En las escuelas donde cunde la democracia, el abanderado es elegido por voto popular. En estos casos, se designa a un curso como “grado abanderado”, y se organizan comicios entre sus alumnos. Quien sale elegido será el representante de sus compañeros ante la bandera, y la portará en el siguiente acto escolar.
El acto empieza con el murmullo de los asistentes. Es un día especial. Un horario que habitualmente está destinado a clases ese día se dedica a recordar algún suceso patrio. Están presentes los alumnos de todos los cursos, y también los familiares de los alumnos que participan del programa. Todos hablan a la hora señalada. Les gusta compartir la jornada cívica. Los organizadores del acto, directivos y docentes, piden silencio en forma sutil. Pero nadie obedece. Es el pueblo el que determina la hora exacta del comienzo del acto.
En un momento dado, el público se decide a hacer silencio y la celebración puede comenzar. Arranca con palabras alusivas de la señora directora, y tal vez alguna otra autoridad. Pronto llega el momento esperado: se anuncia la entrada de la bandera de ceremonias. La bandera que no se ve todos los días. La elegante. La del honor.
La bandera entra junto al abanderado, los escoltas y el grado abanderado todo, en medio de un estruendoso aplauso que se mantiene durante todo el recorrido. Cuando todos están en sus puestos, suenan los acordes del himno nacional. Aquellas personas que están sentadas saben que es hora de pararse, y los que tienen sombreros saben que deben quitárselos.

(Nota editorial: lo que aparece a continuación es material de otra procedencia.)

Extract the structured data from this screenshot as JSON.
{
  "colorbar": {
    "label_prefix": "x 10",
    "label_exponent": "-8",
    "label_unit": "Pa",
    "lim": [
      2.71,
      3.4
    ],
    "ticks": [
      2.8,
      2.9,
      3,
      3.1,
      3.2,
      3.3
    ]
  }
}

La larga introducción del himno es escuchada con entusiasmo. Pero para cuando termina, todos están cansados, y ese cansancio se nota en la manera desganada en la que se canta. El grito sagrado de “libertad libertad libertad” no recibe el honor correspondiente en la entonación. Más bien parece un canto obligatorio, de un pueblo tan acostumbrado a la libertad que no tiene la necesidad de proclamarla. Y para cuando se llega a la parte en la que los libres del mundo responden al gran pueblo argentino salud, el gran pueblo argentino está cansado de la cantidad de repeticiones de esa frase, y ante cada una se va oyendo el hartazgo.
Después de una pausa instrumental, viene el estribillo, que sí entusiasma a los presentes. Coronados de fervor patriótico, la escuela toda pide que sean eternos los laureles que supimos conseguir. Un pequeño bajón posterior en la melodía no impide que el final sea enérgico, y que todo el coro se proponga jurar con gloria morir, jurar con gloria morir, jurar con gloria morir. Antes de que terminen los acordes finales se oye un gran aplauso. Todos aplauden a todos, orgullosos de compartir patria, himno y escuela con los presentes.
En ese momento, la persona encargada del protocolo anuncia que se retira en silencio la bandera de ceremonia. Pero, luego del estribillo del himno, el fervor patriótico es demasiado como para permitirlo. El pueblo quiere demasiado a la patria como para obedecer los designios de las autoridades. La bandera, entonces, se retira en medio de una ruidosa ovación.